El país está ad portas de entrar en lo que promete ser, desde ya, una de las contiendas electorales más feroces de su historia. Las razones saltan a la vista y, sobra decir, están relacionadas todas ellas con el polvorín político, social, económico y sanitario que, por estos días, estremece las fibras de la nación. Es evidente que el debate estará irrigado, en principio, por este maremágnum de asuntos, sensibles e ineludibles; pero también es cierto que, en algún momento, podrán surgir de nuevo las inquietudes que algunos sectores han formulado con relación al modelo de las concesiones y de los peajes.
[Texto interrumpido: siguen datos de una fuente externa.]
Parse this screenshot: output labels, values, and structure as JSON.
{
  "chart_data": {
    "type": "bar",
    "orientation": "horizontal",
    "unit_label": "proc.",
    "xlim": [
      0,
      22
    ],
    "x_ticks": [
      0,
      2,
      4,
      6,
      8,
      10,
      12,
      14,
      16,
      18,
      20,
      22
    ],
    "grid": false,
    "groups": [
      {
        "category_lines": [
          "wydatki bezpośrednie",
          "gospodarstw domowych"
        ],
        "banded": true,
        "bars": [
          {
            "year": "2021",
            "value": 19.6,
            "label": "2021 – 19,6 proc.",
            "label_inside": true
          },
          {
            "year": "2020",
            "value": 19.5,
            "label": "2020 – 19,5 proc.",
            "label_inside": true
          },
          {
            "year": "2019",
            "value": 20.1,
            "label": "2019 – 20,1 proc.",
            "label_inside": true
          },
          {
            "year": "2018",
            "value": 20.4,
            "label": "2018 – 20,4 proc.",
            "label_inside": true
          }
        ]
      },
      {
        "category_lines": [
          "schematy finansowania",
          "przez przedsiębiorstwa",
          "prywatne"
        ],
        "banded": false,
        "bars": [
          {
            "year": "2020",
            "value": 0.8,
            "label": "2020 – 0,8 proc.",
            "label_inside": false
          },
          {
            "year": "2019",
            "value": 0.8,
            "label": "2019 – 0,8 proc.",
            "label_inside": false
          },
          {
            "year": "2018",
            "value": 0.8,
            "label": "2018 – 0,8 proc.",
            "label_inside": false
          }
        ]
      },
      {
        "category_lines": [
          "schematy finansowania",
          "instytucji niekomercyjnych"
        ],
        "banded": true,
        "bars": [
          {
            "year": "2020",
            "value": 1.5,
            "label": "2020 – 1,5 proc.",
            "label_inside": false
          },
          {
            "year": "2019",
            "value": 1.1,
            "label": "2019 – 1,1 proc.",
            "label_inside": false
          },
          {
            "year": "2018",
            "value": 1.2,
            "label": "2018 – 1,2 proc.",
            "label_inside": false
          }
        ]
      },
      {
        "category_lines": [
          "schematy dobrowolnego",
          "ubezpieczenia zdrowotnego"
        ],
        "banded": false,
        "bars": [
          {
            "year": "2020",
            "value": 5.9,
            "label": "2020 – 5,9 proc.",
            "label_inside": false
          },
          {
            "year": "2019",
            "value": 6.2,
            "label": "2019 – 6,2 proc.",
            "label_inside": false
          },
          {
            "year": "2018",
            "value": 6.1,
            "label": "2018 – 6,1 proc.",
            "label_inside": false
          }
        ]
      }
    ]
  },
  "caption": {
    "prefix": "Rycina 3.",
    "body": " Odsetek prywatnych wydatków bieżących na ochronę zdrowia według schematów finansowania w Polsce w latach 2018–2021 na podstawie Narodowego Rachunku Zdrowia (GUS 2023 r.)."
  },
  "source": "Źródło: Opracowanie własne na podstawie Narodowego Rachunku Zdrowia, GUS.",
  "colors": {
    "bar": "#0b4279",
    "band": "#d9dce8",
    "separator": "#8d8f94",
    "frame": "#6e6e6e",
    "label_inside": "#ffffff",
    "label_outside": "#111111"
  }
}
En efecto, casi durante todo lo corrido del año, se han oído voces que han puesto en el centro de la discusión el costo de los peajes, las distancias que los separan entre sí y, en esencia, la filosofía que llevan consigo las concesiones. Qué mejor momento entonces para decir que el modelo concesional ha cambiado el semblante, para bien, de las desvencijadas carreteras que por años tuvieron que padecer los viajeros, los transportadores y los usuarios en general. Vías que, no hay que olvidar, son un bien del Estado.
Para entender los orígenes de las concesiones en Colombia, vale la pena remontarse a 1991, cuando fue promulgada la Ley 1.ª que, en buena hora, abrió las puertas a la inversión de capital privado en pro del desarrollo de infraestructura. Desde entonces, las concesiones le han permitido al país superar un rezago de más de 80 años en materia vial y, hay que decirlo: han permitido a Colombia mejorar, sustancialmente, sus condiciones de competitividad en el ámbito regional y nacional.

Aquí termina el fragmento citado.